The SDA formed a new coalition administration without the SDP in November 2014, and Kalender was appointed as deputy mayor in place of local SDP leader Muriz Turković. By virtue of accepting this position, she was required to resign from the assembly.

Kalender appeared in the third position on the SDA's electoral list for Sjenica in the 2016 Serbian local elections and was re-elected when the list won fifteen seats. She stood down as deputy mayor on 30 May 2016 and on the same day was appointed as a member of the municipal council (i.e., the executive branch of the local government). Once again, she was required to resign from the local assembly to hold an executive position. Her term on the municipal council appears to have been brief; she attended its inaugural meeting on 9 June 2016, but by September 2016 she was no longer listed as a member.

Kalender also appeared in the third position on the SDA's list in the 2016 Serbian parliamentary election, which was held concurrently with the local elections. The list won two seats, and she was not elected. She had the opportunity to enter the assembly in August 2016 as a replacement for party leader Sulejman Ugljanin, but she instead declined the mandate.

===Bosniak National Council member===
Kalender was given the ninth position on a SDA-affiliated list in the 2018 election for Serbia's Bosniak National Council and was elected when the list won a plurality victory with fourteen out of thirty-five seats. After the election, the SDA formed a coalition administration with a SDP-affiliated list, and Kalender served as a member of the BNV's executive board.

She received the fourth position on the SDA's electoral list in the 2020 parliamentary election and again narrowly missed direct election when the list won three seats. (The three elected SDA members served for the entirety of the parliament that followed, and she did not have the opportunity to enter the assembly as a replacement.) She again received the fourth position in the 2022 parliamentary election and was not elected as the list fell back to two seats.
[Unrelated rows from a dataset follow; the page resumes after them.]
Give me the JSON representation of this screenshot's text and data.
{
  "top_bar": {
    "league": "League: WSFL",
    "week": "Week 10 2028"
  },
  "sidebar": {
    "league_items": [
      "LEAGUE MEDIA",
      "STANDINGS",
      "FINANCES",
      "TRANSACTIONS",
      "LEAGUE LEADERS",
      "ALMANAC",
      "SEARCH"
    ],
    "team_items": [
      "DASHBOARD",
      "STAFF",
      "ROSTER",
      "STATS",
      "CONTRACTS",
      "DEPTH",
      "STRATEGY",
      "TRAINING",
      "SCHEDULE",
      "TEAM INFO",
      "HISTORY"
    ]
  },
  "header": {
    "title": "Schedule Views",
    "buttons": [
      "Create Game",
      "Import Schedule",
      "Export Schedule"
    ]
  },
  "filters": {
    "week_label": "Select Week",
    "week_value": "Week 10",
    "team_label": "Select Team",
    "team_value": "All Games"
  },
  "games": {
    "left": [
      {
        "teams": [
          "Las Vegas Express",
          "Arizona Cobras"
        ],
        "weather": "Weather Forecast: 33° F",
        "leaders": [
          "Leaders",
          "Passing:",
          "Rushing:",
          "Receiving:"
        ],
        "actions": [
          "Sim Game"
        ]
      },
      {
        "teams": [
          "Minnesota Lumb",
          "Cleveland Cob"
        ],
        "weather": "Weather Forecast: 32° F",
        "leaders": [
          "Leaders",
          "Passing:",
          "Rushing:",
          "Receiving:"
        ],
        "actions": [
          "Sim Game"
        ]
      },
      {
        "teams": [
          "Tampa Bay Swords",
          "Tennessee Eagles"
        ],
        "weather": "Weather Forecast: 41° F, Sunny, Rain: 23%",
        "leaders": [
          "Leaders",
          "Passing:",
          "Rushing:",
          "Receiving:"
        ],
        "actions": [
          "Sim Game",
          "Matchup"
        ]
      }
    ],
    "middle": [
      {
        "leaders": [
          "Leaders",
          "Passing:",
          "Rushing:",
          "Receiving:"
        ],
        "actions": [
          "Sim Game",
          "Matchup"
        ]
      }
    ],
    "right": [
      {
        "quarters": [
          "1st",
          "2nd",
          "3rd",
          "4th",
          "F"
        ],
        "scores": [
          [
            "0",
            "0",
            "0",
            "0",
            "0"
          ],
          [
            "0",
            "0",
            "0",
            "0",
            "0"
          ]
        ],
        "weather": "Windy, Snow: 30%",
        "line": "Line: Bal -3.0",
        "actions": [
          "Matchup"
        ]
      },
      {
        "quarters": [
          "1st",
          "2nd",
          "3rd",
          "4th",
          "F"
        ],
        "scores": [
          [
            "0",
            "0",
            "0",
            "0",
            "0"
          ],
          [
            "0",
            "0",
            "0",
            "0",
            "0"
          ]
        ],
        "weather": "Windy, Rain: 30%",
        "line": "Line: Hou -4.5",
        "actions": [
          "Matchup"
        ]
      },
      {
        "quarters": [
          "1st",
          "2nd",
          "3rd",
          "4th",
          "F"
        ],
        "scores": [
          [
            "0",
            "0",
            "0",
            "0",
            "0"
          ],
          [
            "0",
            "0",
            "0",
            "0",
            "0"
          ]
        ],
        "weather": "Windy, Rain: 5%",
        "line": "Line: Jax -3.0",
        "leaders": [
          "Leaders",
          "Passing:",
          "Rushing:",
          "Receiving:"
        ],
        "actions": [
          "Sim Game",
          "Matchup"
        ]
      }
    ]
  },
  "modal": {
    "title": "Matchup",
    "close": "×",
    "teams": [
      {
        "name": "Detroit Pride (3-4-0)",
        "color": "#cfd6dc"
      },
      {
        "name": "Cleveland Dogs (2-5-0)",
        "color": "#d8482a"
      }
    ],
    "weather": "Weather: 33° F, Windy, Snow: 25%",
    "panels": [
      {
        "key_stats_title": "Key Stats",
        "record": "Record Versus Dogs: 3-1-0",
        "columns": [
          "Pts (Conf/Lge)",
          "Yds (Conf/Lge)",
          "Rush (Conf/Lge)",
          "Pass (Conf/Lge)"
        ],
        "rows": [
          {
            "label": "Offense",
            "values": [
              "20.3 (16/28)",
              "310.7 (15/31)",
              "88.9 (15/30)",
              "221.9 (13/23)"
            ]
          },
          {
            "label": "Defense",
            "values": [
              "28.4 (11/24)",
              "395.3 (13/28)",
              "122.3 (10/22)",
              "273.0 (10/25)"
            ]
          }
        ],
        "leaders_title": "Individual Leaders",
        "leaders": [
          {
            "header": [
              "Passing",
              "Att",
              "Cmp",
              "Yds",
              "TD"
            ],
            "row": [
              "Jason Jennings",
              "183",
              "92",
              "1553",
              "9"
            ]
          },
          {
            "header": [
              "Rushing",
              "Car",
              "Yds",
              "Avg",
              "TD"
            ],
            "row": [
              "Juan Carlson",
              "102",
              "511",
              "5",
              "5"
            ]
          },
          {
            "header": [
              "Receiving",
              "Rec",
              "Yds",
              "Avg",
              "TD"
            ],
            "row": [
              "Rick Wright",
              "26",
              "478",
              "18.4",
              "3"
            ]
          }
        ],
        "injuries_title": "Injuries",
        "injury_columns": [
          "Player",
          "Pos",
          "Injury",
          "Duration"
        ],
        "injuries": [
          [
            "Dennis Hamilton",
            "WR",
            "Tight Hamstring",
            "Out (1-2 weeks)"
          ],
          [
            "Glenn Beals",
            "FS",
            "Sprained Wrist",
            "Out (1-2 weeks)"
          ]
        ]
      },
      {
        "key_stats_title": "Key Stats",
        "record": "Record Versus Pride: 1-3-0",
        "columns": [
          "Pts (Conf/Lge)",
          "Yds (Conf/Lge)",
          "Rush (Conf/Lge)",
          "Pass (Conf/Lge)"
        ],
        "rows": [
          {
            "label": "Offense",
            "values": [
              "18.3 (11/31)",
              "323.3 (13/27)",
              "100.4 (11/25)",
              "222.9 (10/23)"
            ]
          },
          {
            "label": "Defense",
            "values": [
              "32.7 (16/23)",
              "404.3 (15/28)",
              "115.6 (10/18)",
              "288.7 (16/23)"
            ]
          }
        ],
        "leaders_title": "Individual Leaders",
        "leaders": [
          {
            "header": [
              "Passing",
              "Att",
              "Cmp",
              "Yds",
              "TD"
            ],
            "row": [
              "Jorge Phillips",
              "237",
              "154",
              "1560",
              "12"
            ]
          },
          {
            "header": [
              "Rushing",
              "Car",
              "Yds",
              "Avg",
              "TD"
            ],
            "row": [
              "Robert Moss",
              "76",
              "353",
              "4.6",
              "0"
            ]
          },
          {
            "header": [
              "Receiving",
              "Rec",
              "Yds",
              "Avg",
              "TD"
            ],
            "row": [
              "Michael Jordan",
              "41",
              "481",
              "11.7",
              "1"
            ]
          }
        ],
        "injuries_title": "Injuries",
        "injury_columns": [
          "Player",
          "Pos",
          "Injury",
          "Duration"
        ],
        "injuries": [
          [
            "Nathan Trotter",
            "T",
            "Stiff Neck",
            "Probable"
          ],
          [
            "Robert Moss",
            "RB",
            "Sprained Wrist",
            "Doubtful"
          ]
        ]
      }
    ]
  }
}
Kalender was promoted to the sixth position on the SDA's list in the 2022 Bosniak National Council election and was re-elected when the list won ten seats. After the election, the SDA formed a new coalition government with the Justice and Reconciliation Party (SPP). This arrangement did not last, and in 2024 the SDA formed a new partnership with the SDP.

Kalender once again received the fourth position on the SDA's list in the 2023 parliamentary election and was not immediately elected when the list won two seats.

She was given the fourth position on the SDA's list for Sjenica in the 2024 Serbian local elections and, after an absence of eight years, was elected to a third term in the municipal assembly when the list won eight seats. The SPP narrowly won the election and afterward formed a coalition government without the SDA. As of 2024, Kalender continues to serve in the assembly as an opposition member.

===Parliamentarian===
Selma Kučević, who had been elected to the Serbian parliament in 2023 as the lead candidate on the SDA's list, resigned her seat after becoming the mayor of Tutin on 1 August 2024. The SDA's leadership decided later in the month that Kalender would be her replacement, bypassing the third-ranked candidate Mirza Hajdinović. (Technically, Hajdinović accepted Kučević's vacated mandate and became a member of assembly on 24 September 2024. He resigned on the same day, however, and Kalender was named as his replacement.)

Kalender took her parliamentary mandate on 26 October 2024. The Serbian Progressive Party (SNS) and its allies hold a majority in the assembly, and she serves in opposition with a parliamentary group that includes the SDA, the Movement of Free Citizens (PSG), and the Party for Democratic Action (PDD).